Logging massive payloads: If you dump entire RAG contexts (e.g., 50,000 tokens of embedded text) into a span attribute like tool.output, you will blow up your observability ingestion costs and likely hit payload size limits in tools like Datadog. Truncate long contexts or log pointers (like S3 URIs or DB row IDs) instead of raw text.

Leaking PII: LLM prompts often contain sensitive user data. If you blindly log app.user_query and llm.response to your centralized logging platform, you risk violating compliance. Implement a sanitization middleware to scrub emails, API keys, and credit cards before the span is exported.

Orphaned Spans: In multi-agent systems where Agent A triggers Agent B asynchronously (e.g., via a message queue like Kafka or SQS), the trace context drops. You must explicitly serialize the OTel trace context into the message header and deserialize it on the worker node to maintain a single continuous trace.

Ignoring the "Thinking" Time: Don't just log token counts.
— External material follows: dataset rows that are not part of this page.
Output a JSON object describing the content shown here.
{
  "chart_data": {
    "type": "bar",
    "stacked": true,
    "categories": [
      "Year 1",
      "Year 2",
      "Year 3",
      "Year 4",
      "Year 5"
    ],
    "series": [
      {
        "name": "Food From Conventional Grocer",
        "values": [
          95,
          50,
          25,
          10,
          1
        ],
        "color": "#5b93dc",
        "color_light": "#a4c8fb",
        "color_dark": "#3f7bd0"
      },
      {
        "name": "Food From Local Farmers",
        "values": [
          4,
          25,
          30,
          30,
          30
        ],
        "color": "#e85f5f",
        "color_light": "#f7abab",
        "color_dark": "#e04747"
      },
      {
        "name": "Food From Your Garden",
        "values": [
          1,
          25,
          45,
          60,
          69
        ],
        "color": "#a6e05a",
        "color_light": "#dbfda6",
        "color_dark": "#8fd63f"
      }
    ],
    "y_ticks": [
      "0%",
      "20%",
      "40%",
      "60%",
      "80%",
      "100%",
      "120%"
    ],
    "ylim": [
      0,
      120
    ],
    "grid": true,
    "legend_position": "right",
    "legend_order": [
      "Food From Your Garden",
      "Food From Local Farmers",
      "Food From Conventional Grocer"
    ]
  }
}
Log the "Time to First Token" (TTFT). If your agent feels sluggish to the user, TTFT metrics will tell you if the bottleneck is your vector database retrieval or the LLM's initial reasoning phase.

What to Try Next
Ready to stop guessing why your agents are failing? Try implementing these next steps:

The Cost Dashboard: Export your OTel spans to Grafana or Datadog and create a time-series chart querying sum(llm.usage.prompt_tokens). Group by app.agent_name to see exactly which workflow is driving up your Anthropic/OpenAI bill.

Dedicated AI Observability: If you don't want to build dashboards from scratch, swap the ConsoleSpanExporter for an exporter pointing to an AI-native observability platform like LangSmith, Braintrust, or Helicone. They offer purpose-built UI for evaluating trace payloads.

Alerting on Tool Failure Rates: Set up an alert monitor that triggers a Slack ping if the ratio of spans with tool.name: check_billing and status: ERROR exceeds 5% in a 10-minute window. This tells you an external API is down before your agent goes rogue trying to handle the errors.